One of the most important historic sites in the United States has been put on a list of endangered places. Preservation groups warn that Jamestown, Virginia, may not survive another generation because of climate change.
On May 13, 1607, 104 men and boys with the Virginia Company of London choose a small piece of land on the northeast bank of what is now the James River near the mouth of the Chesapeake Bay as the spot for a permanent settlement.
The colonists picked the site because it was surrounded by water on three sides, affording them some safety. However, 400 years later, that water is what’s destroying it. And because of rising water, the back end of that piece of land is now underwater, making Jamestown an island.
It’s “urgently threatened by a changing climate,” said Katherine Malone-France, chief preservation officer at National Trust for Historic Preservation.
Each year the National Trust for Historic Preservation picks 11 American historic sites that need saving the most. Some are threatened by disrepair and neglect, vandalism, or in the case of Jamestown, sea-level rise, storms, and recurrent flooding.
The 2022 list of America’s 11 Most Endangered Historic Places, describes Jamestown as: “The original site of the first permanent English settlement in North America and the first capital of the Virginia colony … represents the meshing of cultures in North America, from 12,000 years of indigenous history to the arrival of English settlers and the forced migration of enslaved people from Africa.”
Since 1994, close to 85 percent of the 17th-century fort at Jamestown has been uncovered, revealing evidence of buildings, and more than 3 million artifacts. The Jamestown Rediscovery Foundation manages operations and the public archaeology program.
In 2013 they found evidence of cannibalism during the brutal winter of 1609-10, known as the Starving Time. And in 2015 they discovered the skeletal remains of the first settlers.
The tides of the James River are becoming higher and more damaging to the archaeological sites, the water table is rising, and storms are more frequent and severe, causing dangerous floods.
“There are multiple challenges and they’re all related to climate change,” says James Horn, president of the Jamestown Rediscovery Foundation, reports the BBC. “Essentially, we can’t get rid of the water.”

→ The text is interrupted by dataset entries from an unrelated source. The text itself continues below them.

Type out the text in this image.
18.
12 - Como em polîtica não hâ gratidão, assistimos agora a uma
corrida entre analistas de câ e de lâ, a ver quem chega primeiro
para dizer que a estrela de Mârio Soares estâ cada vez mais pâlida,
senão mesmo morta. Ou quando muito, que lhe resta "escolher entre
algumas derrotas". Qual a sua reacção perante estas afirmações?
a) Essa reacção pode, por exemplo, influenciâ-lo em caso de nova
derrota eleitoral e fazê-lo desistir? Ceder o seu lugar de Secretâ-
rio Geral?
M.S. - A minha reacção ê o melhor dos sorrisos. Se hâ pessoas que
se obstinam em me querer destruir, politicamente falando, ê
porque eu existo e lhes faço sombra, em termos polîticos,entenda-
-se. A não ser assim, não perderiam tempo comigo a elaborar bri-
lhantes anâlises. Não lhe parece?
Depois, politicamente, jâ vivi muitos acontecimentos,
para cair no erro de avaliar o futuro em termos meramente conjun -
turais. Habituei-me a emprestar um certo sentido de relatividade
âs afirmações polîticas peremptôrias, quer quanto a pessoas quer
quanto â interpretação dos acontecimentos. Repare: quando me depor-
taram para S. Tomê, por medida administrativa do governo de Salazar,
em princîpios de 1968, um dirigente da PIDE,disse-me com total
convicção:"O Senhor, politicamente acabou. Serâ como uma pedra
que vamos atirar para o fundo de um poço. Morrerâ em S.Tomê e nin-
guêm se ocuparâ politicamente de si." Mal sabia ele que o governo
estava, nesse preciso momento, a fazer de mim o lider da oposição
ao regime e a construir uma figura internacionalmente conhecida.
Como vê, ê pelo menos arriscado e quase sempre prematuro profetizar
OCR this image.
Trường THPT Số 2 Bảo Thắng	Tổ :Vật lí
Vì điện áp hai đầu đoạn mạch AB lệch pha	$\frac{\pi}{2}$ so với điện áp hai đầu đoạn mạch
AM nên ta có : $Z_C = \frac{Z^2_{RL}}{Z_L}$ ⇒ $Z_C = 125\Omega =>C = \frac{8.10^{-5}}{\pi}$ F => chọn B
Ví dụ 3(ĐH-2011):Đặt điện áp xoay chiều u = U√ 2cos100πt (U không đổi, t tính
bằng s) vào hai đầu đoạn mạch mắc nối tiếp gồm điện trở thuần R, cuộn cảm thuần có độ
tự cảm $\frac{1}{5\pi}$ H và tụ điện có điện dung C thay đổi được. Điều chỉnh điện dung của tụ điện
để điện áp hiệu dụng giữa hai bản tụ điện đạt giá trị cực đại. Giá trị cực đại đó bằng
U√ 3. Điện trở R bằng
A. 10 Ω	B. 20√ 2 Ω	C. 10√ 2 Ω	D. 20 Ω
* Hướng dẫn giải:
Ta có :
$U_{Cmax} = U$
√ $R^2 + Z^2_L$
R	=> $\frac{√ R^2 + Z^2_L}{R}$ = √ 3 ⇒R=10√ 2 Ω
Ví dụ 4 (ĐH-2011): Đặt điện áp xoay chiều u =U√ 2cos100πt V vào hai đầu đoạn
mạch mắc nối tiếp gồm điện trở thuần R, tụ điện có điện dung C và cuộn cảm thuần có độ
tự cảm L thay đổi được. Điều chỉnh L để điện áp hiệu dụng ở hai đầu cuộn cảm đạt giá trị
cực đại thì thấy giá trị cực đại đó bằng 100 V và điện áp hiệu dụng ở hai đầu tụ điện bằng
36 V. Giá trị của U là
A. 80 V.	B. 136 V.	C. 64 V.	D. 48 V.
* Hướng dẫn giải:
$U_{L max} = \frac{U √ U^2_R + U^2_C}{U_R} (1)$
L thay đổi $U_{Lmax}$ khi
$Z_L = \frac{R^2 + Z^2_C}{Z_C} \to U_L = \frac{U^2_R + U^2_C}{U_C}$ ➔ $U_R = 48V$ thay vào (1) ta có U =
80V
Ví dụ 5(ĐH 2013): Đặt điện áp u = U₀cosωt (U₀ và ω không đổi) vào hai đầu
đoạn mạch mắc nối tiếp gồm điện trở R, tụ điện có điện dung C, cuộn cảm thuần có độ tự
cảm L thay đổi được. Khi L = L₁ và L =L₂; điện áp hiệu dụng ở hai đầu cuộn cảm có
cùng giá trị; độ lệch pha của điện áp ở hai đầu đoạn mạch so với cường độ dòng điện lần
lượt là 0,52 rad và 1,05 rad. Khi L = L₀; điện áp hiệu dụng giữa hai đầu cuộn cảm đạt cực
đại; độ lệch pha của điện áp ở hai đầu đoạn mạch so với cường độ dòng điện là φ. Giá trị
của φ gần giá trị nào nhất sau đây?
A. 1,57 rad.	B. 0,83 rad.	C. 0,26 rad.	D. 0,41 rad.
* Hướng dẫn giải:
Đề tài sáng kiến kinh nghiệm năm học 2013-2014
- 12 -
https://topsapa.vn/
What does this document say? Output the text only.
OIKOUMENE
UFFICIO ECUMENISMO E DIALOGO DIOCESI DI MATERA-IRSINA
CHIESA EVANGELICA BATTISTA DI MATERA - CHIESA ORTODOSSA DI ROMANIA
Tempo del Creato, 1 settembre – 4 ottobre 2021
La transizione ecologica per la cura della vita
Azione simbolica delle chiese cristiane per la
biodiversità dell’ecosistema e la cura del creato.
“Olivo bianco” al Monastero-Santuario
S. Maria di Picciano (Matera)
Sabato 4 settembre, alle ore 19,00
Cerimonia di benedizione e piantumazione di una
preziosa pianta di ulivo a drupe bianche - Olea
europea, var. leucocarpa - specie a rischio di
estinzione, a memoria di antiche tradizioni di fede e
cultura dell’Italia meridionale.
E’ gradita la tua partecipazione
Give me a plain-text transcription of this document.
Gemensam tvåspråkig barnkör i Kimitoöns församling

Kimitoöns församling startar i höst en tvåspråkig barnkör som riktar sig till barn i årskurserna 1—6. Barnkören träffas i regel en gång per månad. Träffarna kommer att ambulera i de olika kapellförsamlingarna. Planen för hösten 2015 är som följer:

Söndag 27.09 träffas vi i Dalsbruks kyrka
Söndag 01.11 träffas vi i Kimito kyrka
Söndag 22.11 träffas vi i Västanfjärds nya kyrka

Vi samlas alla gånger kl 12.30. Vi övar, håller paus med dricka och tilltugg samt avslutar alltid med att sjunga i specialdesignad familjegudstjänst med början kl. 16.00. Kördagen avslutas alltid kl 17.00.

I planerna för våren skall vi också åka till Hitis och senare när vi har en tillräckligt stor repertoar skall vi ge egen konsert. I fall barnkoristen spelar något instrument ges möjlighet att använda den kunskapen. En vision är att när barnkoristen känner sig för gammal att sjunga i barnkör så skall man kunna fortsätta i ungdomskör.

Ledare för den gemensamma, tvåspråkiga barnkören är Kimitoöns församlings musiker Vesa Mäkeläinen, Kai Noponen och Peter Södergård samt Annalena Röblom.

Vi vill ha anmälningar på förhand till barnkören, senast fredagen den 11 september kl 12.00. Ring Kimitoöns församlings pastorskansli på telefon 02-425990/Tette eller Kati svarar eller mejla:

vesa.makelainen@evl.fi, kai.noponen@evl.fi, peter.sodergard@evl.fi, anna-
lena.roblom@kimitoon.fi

The Jamestown Rediscovery Foundation is working on some engineering solutions to help Jamestown adapt to immediate threats from sea level rise and extreme weather events. The National Trust says the organization “needs partners and funding to implement additional climate change mitigation plans.”
The group plans to elevate the buildings and roads, repair the seawall and install flood berms — but this might not be enough.
Evidence of the threat to Jamestown Island is already seen in 3-foot floods that occur about 5-6 times a year just west of James Fort and at the southwest portion of Jamestown, where a branch of the Pitch and Tar Swamp is encroaching on the Jamestown Rediscovery Center on three sides.
“We are preparing to make decisions about what we may not be able to save,” Malone-France said. Sadly, it’s not just Jamestown. “We will see impacts of climate change on our historical resources all across this country,” said Malone-France.
Other endangered sites on the list include Camp Naco in Arizona, home to the Black Buffalo soldiers who served in the segregated U.S. Army after the Civil War; the Brown Chapel AME Church in Selma, Alabama, a sanctuary for civil rights marchers in 1965 (extensive termite damage forced it to close); and the Minidoka World War II Internment Camps, where Japanese Americans were locked up.
As for Jamestown? Preservationists estimate they have about five years before it could be too late to save it all.